Clamp plastic and you squeeze out the glue. Poly works best with wood because it's designed to cure in the presence of moisture already present in the wood.

sealing and -joining- are two different tasks. You need more bond strength for joining.Lots more for stressed parts.

AFAIK,RAKA is only available online,West System and System Three are at least equal and usually available locally(boat,woodworking shops),but System Three online has an EXCELLENT trial kit for $10(last I checked,awhile ago) postpaid,it also has generous samples of various fillers,the great Epoxy Book,a wonderful guide to using epoxies(a MUST read,IMO.),spreaders,mixing cups and sticks,and a big piece of fiberglass cloth.It will have enough epoxy for your application. **And I don't have any financial association with them.**
I have used their trial kit and loved it.I still have the trial kit box,book,and some of the fillers.I also get glass cloth from a hobby shop,you can get very light weight cloths(top finishing) or heavier,stronger cloths.

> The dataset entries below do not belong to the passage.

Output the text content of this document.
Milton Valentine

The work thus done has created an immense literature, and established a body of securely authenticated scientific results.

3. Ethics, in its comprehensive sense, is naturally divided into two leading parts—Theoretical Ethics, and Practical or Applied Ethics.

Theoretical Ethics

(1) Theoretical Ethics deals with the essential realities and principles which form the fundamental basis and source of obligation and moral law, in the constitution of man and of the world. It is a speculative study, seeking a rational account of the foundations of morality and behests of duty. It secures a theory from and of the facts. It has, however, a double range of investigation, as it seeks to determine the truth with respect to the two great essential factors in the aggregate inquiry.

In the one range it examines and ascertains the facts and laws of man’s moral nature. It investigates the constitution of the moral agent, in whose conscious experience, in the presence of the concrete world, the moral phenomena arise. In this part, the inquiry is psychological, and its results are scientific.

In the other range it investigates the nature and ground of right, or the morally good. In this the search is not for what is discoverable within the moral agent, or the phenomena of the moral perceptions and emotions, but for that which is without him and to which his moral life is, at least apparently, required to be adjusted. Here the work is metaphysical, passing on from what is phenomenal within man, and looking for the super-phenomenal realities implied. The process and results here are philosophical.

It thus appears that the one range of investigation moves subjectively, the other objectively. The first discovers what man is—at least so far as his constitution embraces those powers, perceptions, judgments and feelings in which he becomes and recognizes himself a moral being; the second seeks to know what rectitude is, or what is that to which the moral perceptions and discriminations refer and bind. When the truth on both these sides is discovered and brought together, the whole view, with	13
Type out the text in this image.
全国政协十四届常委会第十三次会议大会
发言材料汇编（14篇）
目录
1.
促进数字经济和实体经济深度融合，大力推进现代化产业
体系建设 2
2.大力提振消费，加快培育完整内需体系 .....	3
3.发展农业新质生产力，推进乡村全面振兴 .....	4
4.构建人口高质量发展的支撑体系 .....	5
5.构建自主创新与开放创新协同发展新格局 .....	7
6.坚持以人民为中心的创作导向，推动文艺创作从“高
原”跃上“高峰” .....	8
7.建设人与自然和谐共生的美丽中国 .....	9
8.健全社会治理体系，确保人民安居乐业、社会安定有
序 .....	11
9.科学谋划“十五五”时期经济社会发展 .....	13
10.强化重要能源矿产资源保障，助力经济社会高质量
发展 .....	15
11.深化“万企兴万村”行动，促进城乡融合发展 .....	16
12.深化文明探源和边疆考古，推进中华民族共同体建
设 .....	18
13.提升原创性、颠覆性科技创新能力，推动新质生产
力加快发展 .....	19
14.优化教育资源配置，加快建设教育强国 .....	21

You can also use strands from the glass cloth in your repair.
the plastic I dealt with was similar to Bakelite.
your fridge shelf is going to get a lot of weight put on it,and it WILL need reinforcement.I would use the popsicle sticks,a bit of that glass cloth on both top and bottom,build it up thick(on the bottom side),and cure it for 2 weeks before putting it into the fridge.The Epoxy Book will really help you in this repair,and you can DL it for free from the System Three website even if you go with West System.
IIRC;www.systemthree.com.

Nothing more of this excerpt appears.